C’est un sujet délicat, complexe et malheureusement récurrent. L’avocate pénaliste spécialisée dans la défense des mineurs Laure Boutron-Marmion vient de se constituer partie civile auprès du tribunal de Créteil contre la plateforme chinoise, elle défend 7 familles réunies autour du collectif Victime du salairedes algorithmes comme les algorithmes de Tik Tok, ce sont eux qui sont incriminés, le mécanisme algorithmique est considéré comme toxique et coupable d’enfermer les utilisateurs dans une spirale infernale, un magma de contenus négatifs, des vidéos d’automutilations, des témoignages mortels qui selon le avocat, a poussé deux adolescentes à commettre l’irréparable.

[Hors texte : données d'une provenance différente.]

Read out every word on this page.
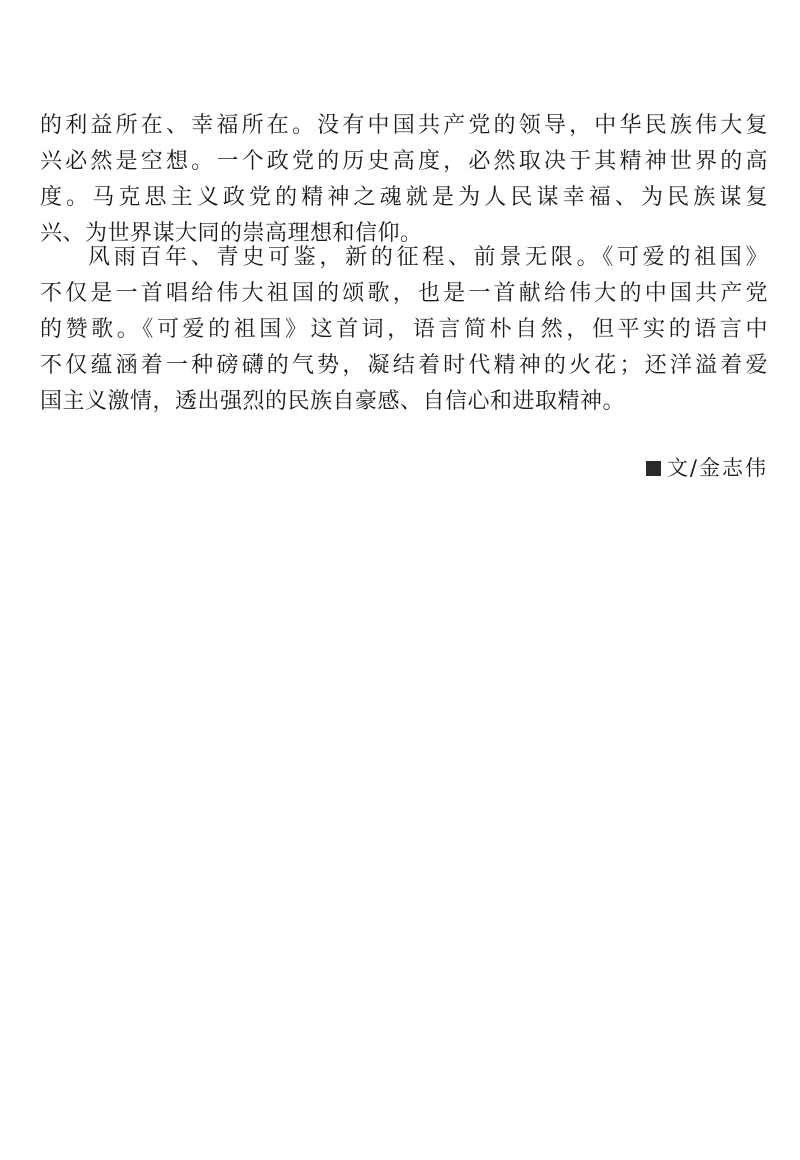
的利益所在、幸福所在。没有中国共产党的领导，中华民族伟大复
兴必然是空想。一个政党的历史高度，必然取决于其精神世界的高
度。马克思主义政党的精神之魂就是为人民谋幸福、为民族谋复
兴、为世界谋大同的崇高理想和信仰。
风雨百年、青史可鉴，新的征程、前景无限。《可爱的祖国》
不仅是一首唱给伟大祖国的颂歌，也是一首献给伟大的中国共产党
的赞歌。《可爱的祖国》这首词，语言简朴自然，但平实的语言中
不仅蕴涵着一种磅礴的气势，凝结着时代精神的火花；还洋溢着爱
国主义激情，透出强烈的民族自豪感、自信心和进取精神。
文/金志伟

Ils avaient tous deux quinze ans et étaient victimes de harcèlement scolaire, ils ont exprimé leur mal-être sur le réseau populaire de la jeunesse, un réseau qui laissait proliférer ces contenus, contenus qui en appelaient d’autres. Et pour le collectif, le réseau social doit enfin prendre sa part de responsabilité. Sachant que les plateformes se cachent encore derrière leur statut d’hébergeur et non d’éditeur.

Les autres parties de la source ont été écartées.